Заметив, что говорит слишком громко и что прохожие стали оборачиваться, Вервей замолчал, насупился, и они двинулись дальше.
– Я не имею права сказать тебе больше. Слишком многое поставлено на карту, и тебе трудно понять…
Теперь настала очередь Марсиаля Гора раздраженно пожать плечами. В этих словах был весь Вервей, со своей напускной таинственностью, со своим вечным желанием произвести впечатление значительного лица, обладающего секретами государства.
– Бог ты мой, я тебе верю! – воскликнул фотограф. – И вовсе не собираюсь ни о чем тебя расспрашивать. Я еще раз тебе повторяю: все это меня больше не интересует.
Вскоре он покинул Вервея, позволив ему на прощание произнести несколько дежурных любезностей, словно и не было никакого спора. Вервей помог Гору сесть в такси и отпустил его лишь после того, как выразил обеспокоенность его судьбой, поинтересовался, как ему живется, не страдает ли он от одиночества и есть ли у него друзья. Гор долго не мог отделаться от ощущения, что за всей этой заботливостью нет ничего, кроме фальши.
Когда он обогнул Люксембургский сад, то обнаружил, что там все спокойно и нет ни малейших признаков уличных волнений. Казалось, старый Монпарнас презирал безумие толпы, и Марсиаль Гор чувствовал себя в согласии с духом своего квартала.
В гостинице он сразу прошел в бар, чтобы посмотреть, не сидит ли там Эрст, который должен был прийти к нему вечером. Эрста не было. Скорее всего, царившая в Париже атмосфера мятежа осложнила его работу. Марсиаль решил сначала подождать его в баре, но потом передумал и поднялся в свой номер, оставив для друга записку.

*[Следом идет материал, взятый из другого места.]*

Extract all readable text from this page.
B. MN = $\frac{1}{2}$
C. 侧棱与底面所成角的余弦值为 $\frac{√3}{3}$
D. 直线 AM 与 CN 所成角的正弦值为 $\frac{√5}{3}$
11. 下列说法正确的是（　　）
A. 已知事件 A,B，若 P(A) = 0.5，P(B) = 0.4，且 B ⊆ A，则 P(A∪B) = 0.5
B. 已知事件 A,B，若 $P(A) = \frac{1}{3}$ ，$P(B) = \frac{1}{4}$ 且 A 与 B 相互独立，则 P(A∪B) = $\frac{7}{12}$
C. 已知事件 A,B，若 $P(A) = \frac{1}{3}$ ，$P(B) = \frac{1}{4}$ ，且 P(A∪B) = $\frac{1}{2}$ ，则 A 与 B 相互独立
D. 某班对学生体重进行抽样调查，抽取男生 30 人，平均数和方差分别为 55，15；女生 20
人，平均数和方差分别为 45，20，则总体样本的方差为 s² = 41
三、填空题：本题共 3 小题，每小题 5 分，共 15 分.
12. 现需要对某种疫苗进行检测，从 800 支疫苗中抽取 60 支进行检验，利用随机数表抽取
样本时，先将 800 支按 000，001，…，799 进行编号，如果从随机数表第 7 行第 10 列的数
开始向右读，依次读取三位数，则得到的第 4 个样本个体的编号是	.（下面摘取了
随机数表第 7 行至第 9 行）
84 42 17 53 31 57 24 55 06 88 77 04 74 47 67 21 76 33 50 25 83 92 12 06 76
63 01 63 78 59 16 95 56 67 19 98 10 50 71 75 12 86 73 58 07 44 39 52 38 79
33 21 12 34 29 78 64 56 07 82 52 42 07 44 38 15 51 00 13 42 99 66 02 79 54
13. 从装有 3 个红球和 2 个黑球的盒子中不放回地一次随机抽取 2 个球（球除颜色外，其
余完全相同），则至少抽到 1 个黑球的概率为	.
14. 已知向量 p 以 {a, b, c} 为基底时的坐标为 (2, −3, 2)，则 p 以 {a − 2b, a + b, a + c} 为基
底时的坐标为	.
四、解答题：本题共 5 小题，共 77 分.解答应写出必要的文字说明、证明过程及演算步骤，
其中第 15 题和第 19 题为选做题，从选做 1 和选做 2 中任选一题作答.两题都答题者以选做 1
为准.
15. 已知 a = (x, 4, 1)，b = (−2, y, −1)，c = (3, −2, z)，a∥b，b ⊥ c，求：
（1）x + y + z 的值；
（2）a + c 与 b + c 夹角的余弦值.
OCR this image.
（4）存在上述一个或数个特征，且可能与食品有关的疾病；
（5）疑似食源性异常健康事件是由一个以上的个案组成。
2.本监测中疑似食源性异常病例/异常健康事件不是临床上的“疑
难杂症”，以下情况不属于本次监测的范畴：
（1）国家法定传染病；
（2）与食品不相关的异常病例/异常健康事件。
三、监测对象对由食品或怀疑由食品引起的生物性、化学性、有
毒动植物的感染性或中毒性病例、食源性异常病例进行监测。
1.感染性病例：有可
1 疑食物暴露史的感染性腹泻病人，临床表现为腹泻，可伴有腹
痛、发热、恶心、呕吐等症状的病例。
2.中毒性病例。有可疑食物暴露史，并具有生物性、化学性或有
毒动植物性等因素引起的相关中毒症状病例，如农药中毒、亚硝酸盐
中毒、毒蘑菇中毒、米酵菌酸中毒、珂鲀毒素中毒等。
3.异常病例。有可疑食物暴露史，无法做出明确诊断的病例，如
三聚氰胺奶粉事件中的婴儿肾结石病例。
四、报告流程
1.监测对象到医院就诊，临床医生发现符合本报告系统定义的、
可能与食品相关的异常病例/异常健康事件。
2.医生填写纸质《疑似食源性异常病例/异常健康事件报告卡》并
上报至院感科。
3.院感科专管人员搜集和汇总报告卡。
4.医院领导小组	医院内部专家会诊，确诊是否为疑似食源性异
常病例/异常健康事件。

Расположенный на не слишком оживленной улице, неподалеку от церкви Нотр-Дам-де-Шан, отель был тихим и довольно комфортабельным. Фотограф достаточно долго прожил в нем и уже привык к нему. Здесь он всегда останавливался раньше, возвратившись из очередной экспедиции, и здесь же устроил свою постоянную резиденцию, когда отказался от поездок.
Добравшись до своей площадки, он остановился у двери соседнего номера. Это была комната Ольги. Вот уже больше часа он перебирал в уме пыльные воспоминания, и сейчас ему пришло в голову, что лучше поискать какие-нибудь другие развлечения. Некоторое время он неподвижно стоял у двери, раздумывая, постучать или пойти к себе; образ Ольги, возникший перед глазами, отгонял прочь призраки прошлого.
Любопытная девушка эта Ольга. Ольга… Пулен, кажется, – он не был уверен, что правильно запомнил ее фамилию, приятная особа, конечно, хотя ведет себя несколько странновато. Он вспомнил, как несколько дней тому назад она бросилась к нему в объятия, так обескуражив его своим поступком, что он до сих пор еще не мог прийти в себя.
В сотый раз спрашивал себя Марсиаль Гор, что такого могла она найти в нем, увальне и мизантропе, лишенном обходительности, немолодом и к тому же увечном. Некоторые девушки из его клиентуры, юные актрисочки, иногда делали ему недвусмысленные намеки, и ему случалось пользоваться этим, но мотив был очевиден, и он не строил на этот счет никаких иллюзий: они надеялись добиться серии фотографий, на которых будут выглядеть особенно привлекательными. В этой специфической отрасли, которую он часто проклинал, хотя и вкладывал в нее весь свой профессионализм, он завоевал репутацию, ставившую его вровень с лучшими студиями.
Но Ольге подобные мотивы были явно чужды. Она не просила его ни о какой услуге. Она не была ни актрисой, ни девушкой, снимающейся для обложек журналов. Ее профессия не имела ничего общего с фотографией: она работала управляющей в небольшом антикварном магазине. Помнится, она говорила что-то в этом роде. Вообще-то ему на такие детали было наплевать.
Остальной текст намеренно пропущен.